Reporte de ciberataques em 24 horas obrigatório a partir de 11 de setembro

A partir de 11 de setembro de 2026, os fabricantes de produtos com elementos digitais passam a ter apenas 24 horas para dar o primeiro alerta sobre vulnerabilidades ativamente exploradas e incidentes graves de segurança. A obrigação decorre do Regulamento (UE) 2024/2847, conhecido como Regulamento da Ciber-Resiliência ou Cyber Resilience Act (CRA), e é a primeira parte do diploma a produzir efeitos, mais de um ano antes da sua aplicação plena.
O reporte é faseado e obedece a três momentos. Nas primeiras 24 horas após tomar conhecimento do problema, o fabricante tem de submeter um alerta precoce. Nas 72 horas seguintes, deve entregar uma notificação com informação técnica mais completa. O relatório final tem de chegar no prazo de 14 dias após a disponibilização de uma medida corretiva, no caso das vulnerabilidades ativamente exploradas, ou de um mês, no caso dos incidentes graves.
As comunicações são dirigidas à equipa de resposta a incidentes de segurança informática, designada por Computer Security Incident Response Team (CSIRT), do Estado-Membro onde o fabricante tem o seu estabelecimento principal, com partilha simultânea com a Agência da União Europeia para a Cibersegurança (ENISA) e com as restantes equipas nacionais relevantes. Em Portugal, o papel de equipa nacional de resposta a incidentes é assegurado pelo CERT.PT, serviço integrado no Centro Nacional de Cibersegurança (CNCS).
Para evitar submissões repetidas junto de várias autoridades, o regulamento cria uma plataforma única de reporte, a Single Reporting Platform, desenvolvida pela ENISA. Segundo a página oficial da agência e a documentação da Comissão Europeia sobre as obrigações de reporte do regulamento, a plataforma passa a ser utilizada por fabricantes e equipas nacionais a partir de 11 de setembro de 2026, ficando também disponível para comunicações voluntárias por parte de qualquer pessoa singular ou coletiva.
Uma vulnerabilidade é considerada ativamente explorada quando existem provas fiáveis de que foi utilizada por um agente malicioso sem autorização do proprietário do sistema. Um incidente é grave quando afeta, ou pode afetar, a capacidade do produto para proteger dados ou funções sensíveis, ou quando conduz à introdução ou execução de código malicioso. As obrigações abrangem os produtos já colocados no mercado europeu e não apenas os que forem introduzidos após a data. O regulamento entrou em vigor a 10 de dezembro de 2024 e será aplicável na íntegra a 11 de dezembro de 2027. O calendário foi assinalado em Portugal pelo portal ITSecurity.pt, em artigo publicado a 7 de setembro de 2026.
Para as empresas abrangidas, vale a pena separar dois regimes que coexistem.
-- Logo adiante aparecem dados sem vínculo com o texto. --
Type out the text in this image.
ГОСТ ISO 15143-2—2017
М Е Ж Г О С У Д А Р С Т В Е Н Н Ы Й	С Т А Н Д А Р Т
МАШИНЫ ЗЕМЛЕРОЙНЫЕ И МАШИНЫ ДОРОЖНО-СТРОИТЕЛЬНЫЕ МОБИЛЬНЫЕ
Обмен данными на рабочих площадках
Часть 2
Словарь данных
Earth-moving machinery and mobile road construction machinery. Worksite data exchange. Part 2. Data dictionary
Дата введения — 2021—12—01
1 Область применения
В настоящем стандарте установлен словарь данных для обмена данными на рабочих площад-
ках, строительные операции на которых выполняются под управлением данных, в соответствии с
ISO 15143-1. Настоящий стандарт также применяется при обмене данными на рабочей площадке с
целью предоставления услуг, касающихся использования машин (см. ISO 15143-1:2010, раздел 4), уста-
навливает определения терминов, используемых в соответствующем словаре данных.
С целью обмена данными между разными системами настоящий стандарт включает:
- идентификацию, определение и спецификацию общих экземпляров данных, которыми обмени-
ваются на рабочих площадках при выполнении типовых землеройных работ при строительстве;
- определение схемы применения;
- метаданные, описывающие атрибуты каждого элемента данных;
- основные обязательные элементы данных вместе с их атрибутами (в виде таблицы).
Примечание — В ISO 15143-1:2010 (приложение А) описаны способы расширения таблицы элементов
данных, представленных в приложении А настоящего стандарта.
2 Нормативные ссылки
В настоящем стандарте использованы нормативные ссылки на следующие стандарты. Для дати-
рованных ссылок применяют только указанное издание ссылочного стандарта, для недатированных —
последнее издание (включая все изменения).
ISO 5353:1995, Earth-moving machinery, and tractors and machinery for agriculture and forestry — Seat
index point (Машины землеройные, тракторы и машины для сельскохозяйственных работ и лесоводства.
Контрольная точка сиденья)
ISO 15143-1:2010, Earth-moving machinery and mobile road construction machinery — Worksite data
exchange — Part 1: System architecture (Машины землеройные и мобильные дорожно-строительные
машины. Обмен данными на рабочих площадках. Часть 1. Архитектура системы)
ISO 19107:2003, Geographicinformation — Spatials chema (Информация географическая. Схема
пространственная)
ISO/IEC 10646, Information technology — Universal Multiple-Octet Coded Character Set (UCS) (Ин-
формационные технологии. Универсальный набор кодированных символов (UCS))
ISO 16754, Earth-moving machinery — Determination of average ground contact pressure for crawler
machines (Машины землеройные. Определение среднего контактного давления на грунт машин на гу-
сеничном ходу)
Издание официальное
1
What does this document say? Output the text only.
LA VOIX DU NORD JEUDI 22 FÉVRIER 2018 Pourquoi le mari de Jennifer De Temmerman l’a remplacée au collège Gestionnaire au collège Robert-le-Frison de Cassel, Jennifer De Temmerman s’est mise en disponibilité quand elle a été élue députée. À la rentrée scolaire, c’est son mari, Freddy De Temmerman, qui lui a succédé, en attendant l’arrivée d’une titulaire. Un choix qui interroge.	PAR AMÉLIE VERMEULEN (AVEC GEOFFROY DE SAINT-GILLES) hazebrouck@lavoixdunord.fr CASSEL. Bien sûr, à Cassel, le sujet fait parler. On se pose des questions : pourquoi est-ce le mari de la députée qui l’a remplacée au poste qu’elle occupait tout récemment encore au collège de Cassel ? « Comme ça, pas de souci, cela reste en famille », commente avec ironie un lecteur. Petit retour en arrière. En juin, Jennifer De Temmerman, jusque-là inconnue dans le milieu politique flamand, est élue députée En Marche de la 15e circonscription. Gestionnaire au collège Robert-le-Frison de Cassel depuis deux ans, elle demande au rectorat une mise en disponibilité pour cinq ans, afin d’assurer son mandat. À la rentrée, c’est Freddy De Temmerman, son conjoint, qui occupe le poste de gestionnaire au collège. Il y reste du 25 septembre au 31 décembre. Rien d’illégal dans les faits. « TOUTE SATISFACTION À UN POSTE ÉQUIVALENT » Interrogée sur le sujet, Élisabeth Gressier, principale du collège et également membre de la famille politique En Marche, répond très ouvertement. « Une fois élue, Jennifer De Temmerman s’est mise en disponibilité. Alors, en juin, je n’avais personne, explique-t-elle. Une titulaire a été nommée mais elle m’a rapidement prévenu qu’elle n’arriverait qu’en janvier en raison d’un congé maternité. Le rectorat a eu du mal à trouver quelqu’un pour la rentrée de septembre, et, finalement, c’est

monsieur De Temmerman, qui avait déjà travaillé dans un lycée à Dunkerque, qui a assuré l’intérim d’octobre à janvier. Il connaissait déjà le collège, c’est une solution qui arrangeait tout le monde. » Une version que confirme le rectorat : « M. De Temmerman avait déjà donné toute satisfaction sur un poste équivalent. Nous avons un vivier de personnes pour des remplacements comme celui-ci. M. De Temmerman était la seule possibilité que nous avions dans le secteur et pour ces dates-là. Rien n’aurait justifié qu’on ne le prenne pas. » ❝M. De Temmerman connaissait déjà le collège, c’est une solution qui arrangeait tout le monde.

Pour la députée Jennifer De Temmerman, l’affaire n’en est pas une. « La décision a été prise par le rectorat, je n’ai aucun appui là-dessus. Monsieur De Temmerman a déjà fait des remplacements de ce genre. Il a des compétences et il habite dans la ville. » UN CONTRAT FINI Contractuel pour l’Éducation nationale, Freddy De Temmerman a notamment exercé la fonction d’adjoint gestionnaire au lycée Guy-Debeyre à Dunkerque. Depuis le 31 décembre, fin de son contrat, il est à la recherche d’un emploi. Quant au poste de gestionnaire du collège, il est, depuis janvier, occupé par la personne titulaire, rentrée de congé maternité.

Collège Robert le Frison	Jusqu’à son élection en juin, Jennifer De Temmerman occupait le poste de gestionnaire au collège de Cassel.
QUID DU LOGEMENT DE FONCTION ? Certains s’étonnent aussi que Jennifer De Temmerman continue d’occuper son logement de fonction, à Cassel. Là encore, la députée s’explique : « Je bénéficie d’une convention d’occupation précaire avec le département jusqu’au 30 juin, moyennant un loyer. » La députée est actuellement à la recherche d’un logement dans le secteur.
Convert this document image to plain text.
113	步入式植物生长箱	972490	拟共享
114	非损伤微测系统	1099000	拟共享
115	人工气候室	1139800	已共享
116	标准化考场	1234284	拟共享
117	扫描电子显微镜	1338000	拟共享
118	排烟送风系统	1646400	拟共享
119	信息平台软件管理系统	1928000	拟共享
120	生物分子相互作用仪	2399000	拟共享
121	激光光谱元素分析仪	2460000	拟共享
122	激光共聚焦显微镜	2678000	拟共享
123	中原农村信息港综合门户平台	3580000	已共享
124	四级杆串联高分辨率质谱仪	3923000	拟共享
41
O Regime Jurídico da Cibersegurança (RJC), aprovado pelo Decreto-Lei n.º 125/2025 e em vigor desde 3 de abril de 2026, transpõe a diretiva NIS2 e impõe deveres de notificação às entidades essenciais e importantes junto do Centro Nacional de Cibersegurança. O Regulamento da Ciber-Resiliência acrescenta um dever distinto, dirigido a quem fabrica produtos com elementos digitais. Uma organização pode estar sujeita aos dois em simultâneo, com canais, destinatários e critérios diferentes, pelo que convém ter definido, antes de 11 de setembro, quem deteta, quem decide e quem submete dentro do prazo de 24 horas.